NEW YORK (GenomeWeb) – In order to bring a method that provides absolute quantification, like digital PCR, to the clinic, it is important to develop appropriate quality control methods to demonstrate that results are not only precise, but also accurate. The dPCR method can provide a readout of the exact number of nucleic acids in a reaction droplet, but it has also been difficult to pinpoint errors caused by variability in droplet size, non-uniformity of block heating in a thermal cycler, or other parameters.
The National Measurement Institute of Australia has now created a reference material for digital PCR that can be used to check the behavior of each well in a 96-well dPCR format. As described in Analytical Chemistry last month, the material was ultimately used in an inter-lab comparison in seven labs and was tested on the Bio-Rad Droplet Digital PCR instrument, but could also be more broadly applicable.
Bio-Rad has worked with researchers at NMI previously but did not participate in this study, although George Karlin-Neumann, the director of Bio-Rad's digital biology center, described it in an email as "well-conceived and executed."
The study pointed out that "digital PCR can provide unprecedented levels of precision, accuracy, and resolution for quantification of nucleic acids," and that this, together with development and availability of affordable instrumentation, have been the main reasons for the rapid expansion of the technique.
Study author Leonardo Pinheiro, a senior scientist at NMI's bioanalysis group, said the original motivation of his team was simply to develop a reference material that could be used in a well-based format. However, the study also happened to uncover an interesting edge effect in a thermal cycling instrument used by one of the labs.
By chance, the particular target assay the NMI group initially chose happened to be sensitive to inaccurate denaturation cycling temperatures, Pinheiro said. Specifically, the assay used a challenging template with a high GC content. In one instrument tested with the assay, the researchers noted variability that led them to hypothesize the thermal cycling block was not heating the edges as much as the middle, thus causing readings that were not actually due to variation in absolute amount of DNA in each well.

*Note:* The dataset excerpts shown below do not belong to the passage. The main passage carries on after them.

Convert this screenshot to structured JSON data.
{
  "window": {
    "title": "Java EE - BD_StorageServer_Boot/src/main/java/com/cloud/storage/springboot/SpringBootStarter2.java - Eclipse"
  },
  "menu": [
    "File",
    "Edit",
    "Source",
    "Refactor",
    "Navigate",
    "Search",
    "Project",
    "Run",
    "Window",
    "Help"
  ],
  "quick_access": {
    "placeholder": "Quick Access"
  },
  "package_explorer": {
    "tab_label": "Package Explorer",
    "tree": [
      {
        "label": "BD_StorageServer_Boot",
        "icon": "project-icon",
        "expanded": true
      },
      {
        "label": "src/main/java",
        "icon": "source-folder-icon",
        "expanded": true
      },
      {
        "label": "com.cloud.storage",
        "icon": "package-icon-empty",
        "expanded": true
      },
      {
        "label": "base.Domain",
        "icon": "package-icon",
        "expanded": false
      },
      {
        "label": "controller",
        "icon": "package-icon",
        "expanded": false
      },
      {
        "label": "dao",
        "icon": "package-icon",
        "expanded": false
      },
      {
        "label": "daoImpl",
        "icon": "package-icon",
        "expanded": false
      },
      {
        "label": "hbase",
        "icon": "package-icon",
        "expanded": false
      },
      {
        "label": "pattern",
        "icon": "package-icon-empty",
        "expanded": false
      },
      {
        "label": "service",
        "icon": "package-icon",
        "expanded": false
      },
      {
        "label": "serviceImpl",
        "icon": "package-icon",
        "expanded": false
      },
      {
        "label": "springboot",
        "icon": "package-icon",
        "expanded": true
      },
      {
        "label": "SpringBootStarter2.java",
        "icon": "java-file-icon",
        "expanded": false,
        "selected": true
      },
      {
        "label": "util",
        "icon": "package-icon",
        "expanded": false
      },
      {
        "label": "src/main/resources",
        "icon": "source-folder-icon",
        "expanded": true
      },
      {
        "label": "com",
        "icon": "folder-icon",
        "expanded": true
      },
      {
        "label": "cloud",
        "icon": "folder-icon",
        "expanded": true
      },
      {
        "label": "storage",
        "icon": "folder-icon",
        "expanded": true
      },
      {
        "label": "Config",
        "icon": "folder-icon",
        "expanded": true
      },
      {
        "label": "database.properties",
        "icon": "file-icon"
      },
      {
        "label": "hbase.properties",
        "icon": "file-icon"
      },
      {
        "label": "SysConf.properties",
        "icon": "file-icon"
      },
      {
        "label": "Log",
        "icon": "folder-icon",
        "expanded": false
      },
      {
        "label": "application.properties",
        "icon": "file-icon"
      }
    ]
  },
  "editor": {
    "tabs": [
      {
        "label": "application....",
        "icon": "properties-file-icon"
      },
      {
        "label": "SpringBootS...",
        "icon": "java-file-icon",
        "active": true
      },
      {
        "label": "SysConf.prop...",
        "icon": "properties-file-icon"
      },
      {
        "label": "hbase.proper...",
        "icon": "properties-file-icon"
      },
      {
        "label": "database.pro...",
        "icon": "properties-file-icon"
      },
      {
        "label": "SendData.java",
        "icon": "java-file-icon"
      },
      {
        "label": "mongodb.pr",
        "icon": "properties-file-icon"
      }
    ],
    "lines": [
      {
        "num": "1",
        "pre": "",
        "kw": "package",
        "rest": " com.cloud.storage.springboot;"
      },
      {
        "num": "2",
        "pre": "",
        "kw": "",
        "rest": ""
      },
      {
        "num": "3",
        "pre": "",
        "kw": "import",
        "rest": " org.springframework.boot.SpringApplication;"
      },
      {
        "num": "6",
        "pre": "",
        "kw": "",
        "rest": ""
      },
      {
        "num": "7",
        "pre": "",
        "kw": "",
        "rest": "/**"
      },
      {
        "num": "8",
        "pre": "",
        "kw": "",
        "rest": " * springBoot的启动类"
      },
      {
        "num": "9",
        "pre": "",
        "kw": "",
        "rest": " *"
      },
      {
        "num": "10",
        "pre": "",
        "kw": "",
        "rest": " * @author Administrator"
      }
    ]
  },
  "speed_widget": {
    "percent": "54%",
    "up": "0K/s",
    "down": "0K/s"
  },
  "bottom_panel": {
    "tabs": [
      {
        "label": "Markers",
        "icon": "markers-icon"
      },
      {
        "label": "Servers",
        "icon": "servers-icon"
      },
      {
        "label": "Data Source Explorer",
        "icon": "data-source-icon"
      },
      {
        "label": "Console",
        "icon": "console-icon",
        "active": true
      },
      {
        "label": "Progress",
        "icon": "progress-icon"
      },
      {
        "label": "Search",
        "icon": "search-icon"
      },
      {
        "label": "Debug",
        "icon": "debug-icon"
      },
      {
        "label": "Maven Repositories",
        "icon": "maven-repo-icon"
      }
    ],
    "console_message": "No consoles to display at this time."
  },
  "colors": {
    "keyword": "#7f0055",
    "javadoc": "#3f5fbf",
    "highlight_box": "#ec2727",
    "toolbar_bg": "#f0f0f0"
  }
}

A high-precision acoustic dispensing method was used to generate the reference material with a "certified reference value expressed in amount of DNA molecules per well," according to the study. This method was chosen over typical pipetting-based techniques because it could reduce the risk of DNA loss due to adsorption to surfaces. The method was validated using orthogonal measurement of stock template with quantitative HPLC, followed by quantification with ddPCR. The researchers also validated the stability of reference material plates and the homogeneity of randomly chosen plates.
Importantly, the NMI researchers also performed an inter-lab evaluation in which seven other labs were sent three sets of blinded samples of the reference material. Only one lab failed to achieve the desired level of precision and accuracy.
Significantly, the lab producing the failing result had an inexperienced user conduct the inter-lab experiment, Karlin-Neumann noted. "Thus, the testing exercise did indeed identify a lab where either instrumentation, reagent, or operator deficiencies did not allow high quality results to be achieved with the QX100/200 ddPCR system," he said. This highlights the need for such reference material in a clinical setting, as well as its value for facilitating more reproducible research results in the scientific community, he said. Furthermore, Karlin-Neumann pointed out that the better performing labs used the Bio-Rad C1000 thermocycler, "known for its highly uniform thermal block."
Reference materials for quality control are thought to be particularly essential in the so-called liquid biopsy space. As previously reported, a broad discussion of reference materials is ongoing in this field, and a number of new products have been recently launched to "test the tests" that aim to detect low levels of circulating tumor DNA.
Indeed, a study published last year proposing a QC method for dPCR using a different reference material noted that the most challenging part of the validation of dPCR methods is the verification of the "trueness," an expression of how close measured values come to a reference standard, as "representative samples with a reference value are often difficult to find."
The NMI reference material could be useful for clinical applications but could also help to improve reliability of other types of testing, for example genetically modified organism and environmental testing, Karlin-Neumann suggested.